SMN Archives/Opinions

<< back




Opinions6/6/01


Clueless about protecting the environment

SMN

Cleaning the air in the North Carolina mountains and elsewhere will take regional cooperation, national legislation and continued efforts toward conservation. What won’t help, however, are leaders who try to link current energy problems to important environmental legislation that has helped us to make significant reductions in the amount of pollutants in our air.

Unfortunately, there are those doing just that.

U.S. Rep. Joe Barton is a Texas Republican and the chairman of the House Energy and Air Quality Subcommittee. He spoke last week at the regional air quality conference held in Gatlinburg.
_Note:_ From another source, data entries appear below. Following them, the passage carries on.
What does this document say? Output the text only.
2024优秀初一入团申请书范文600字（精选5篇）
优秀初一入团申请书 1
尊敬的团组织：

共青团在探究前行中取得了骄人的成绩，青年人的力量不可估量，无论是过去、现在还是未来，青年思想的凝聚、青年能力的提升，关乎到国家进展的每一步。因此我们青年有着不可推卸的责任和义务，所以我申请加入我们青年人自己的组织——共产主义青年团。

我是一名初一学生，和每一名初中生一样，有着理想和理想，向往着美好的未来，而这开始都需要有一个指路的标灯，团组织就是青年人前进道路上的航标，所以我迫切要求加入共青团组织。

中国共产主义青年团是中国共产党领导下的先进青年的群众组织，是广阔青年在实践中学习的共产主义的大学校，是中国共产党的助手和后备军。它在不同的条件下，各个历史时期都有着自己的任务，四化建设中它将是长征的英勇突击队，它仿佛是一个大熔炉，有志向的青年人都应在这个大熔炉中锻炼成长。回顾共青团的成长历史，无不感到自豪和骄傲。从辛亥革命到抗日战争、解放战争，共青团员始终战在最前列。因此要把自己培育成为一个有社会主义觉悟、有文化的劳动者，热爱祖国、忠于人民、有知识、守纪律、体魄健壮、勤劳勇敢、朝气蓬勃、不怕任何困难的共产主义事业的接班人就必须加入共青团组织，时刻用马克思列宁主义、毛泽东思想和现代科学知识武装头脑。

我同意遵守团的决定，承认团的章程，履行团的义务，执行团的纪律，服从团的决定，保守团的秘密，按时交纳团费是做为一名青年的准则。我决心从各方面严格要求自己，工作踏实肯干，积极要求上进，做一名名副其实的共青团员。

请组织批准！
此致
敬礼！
Barton used his podium time to say that the California energy crisis was the result of overly strict environmental regulations, and that some elements of the Clean Air Act might need to be dashed when the legislation comes back up for reauthorization.

There’s no doubt environmental regulations are part of the reason no new power plants have been built recently in California. But by now, most everyone knows that the real reason for the West Coast crisis was a flawed deregulation plan that left utility companies without a way to raise rates no matter how much their wholesale power was costing.

Besides, Barton’s argument simply ignores the reason for environmental regulations - to protect human health and the environment. Putting controls on pollutants and industrial wastes do indeed cost industry, but they save all of us from the cumulative effects of the pollutants.

The governors attending the summit last week in Gatlinburg pledged to work together to find ways to address regional air pollution. Environmentalists who attended countered that a regional solution would not be thorough enough. They argued that federal policy to reduce power plant emissions was absolutely necessary if we are truly going to solve our air pollution problems.

Those environmentalists are right, but that doesn’t negate the positive effects of regional cooperation. Gov. Mike Easley and the other chief executives can influence industry and legislators in their states, and that will build momentum toward national legislation that will one day no doubt be passed.

But people like Barton are simply clueless about the needs of this country’s citizens and the responsibility of polluters and the energy industry. We don’t have to strip environmental protections in order to provide the energy we need, we just have to be smart about how we produce it and be willing to pay the costs.